In Hamilton Partners, L.P. v. Highland Capital Management, L.P. C.A. No. 6547-VCN (May 25, 2012), the Court of Chancery deferred a ruling on a motion to dismiss because the court found that a restructuring agreement which contemplated a merger (which would change the governing law from Delaware to Nevada) was ambiguous. This dispute involves a merger between American HomePatient, Inc., with an indirect wholly-owned subsidiary of Highland Capital Management, L.P. Hamilton Partners, L.P. filed a class-action against Highland and Joseph F. Furlong, III, CEO, President, and a director of AHP for breaches of fiduciary duties (and aiding and abetting) in connection with the Merger. The defendants moved to dismiss.
Highland owned 48% of AHP’s outstanding common stock and 82% of its secured debt. When Highland proposed that AHP engage in a restructuring transaction, AHP’s board established a special committee to review the transaction. The restructuring contemplated several steps, including: (1) that AHP, a Delaware corporation, would reincorporate in Nevada; (2) the self-tender offer; and (3) a merger, which would cash-out at $0.67 per share any AHP shareholder other than Highland who did not tender in the self-tender offer. Shortly after the reincorporation was completed, AHP commenced the self-tender offer which resulted in Highland owning 78% of AHP’s outstanding common stock. Highland then proposed that AHP merge with Highland’s subsidiary pursuant to 8 Del. C. § 251. The Board approved the merger and then submitted the merger to a vote of the AHP’s stockholders, with a recommendation that they vote for it. The merger was consummated on October 12, 2010.

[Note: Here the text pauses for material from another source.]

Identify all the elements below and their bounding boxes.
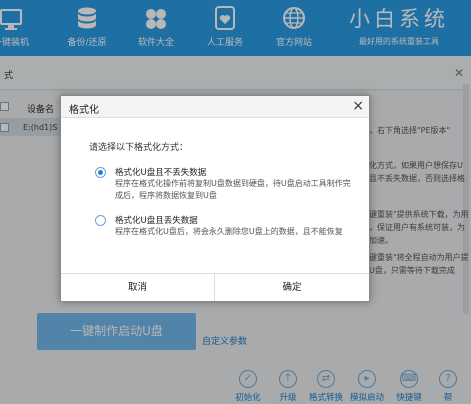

Question as to Timing of Review of Merger and Applicable Law
The complaint alleged that Highland was a controlling stockholder that stood on both sides of the merger, and that Highland breached its fiduciary duties because the transaction was not entirely fair to the AHP stockholders who were cashed out. However, the parties could not agree on the timing of the review of the merger agreement. The defendants argued that the merger was agreed to at the time the parties executed the restructuring agreement which was when AHP was a Delaware corporation. The plaintiff argued that AHP did not agree to the merger at the time the restructuring agreement was executed, but later when the Board and shareholders approved it (which would be subject to Nevada law because AHP reincorporated in Nevada). The Court noted that “[a]t this stage [it] cannot determine whether the correct time to review the actions of Highland and Furlong with regard to the Merger is in April 2010 or September 2010 because the Restructuring Agreement is ambiguous.” Therefore, the Court deferred ruling on the motion to dismiss.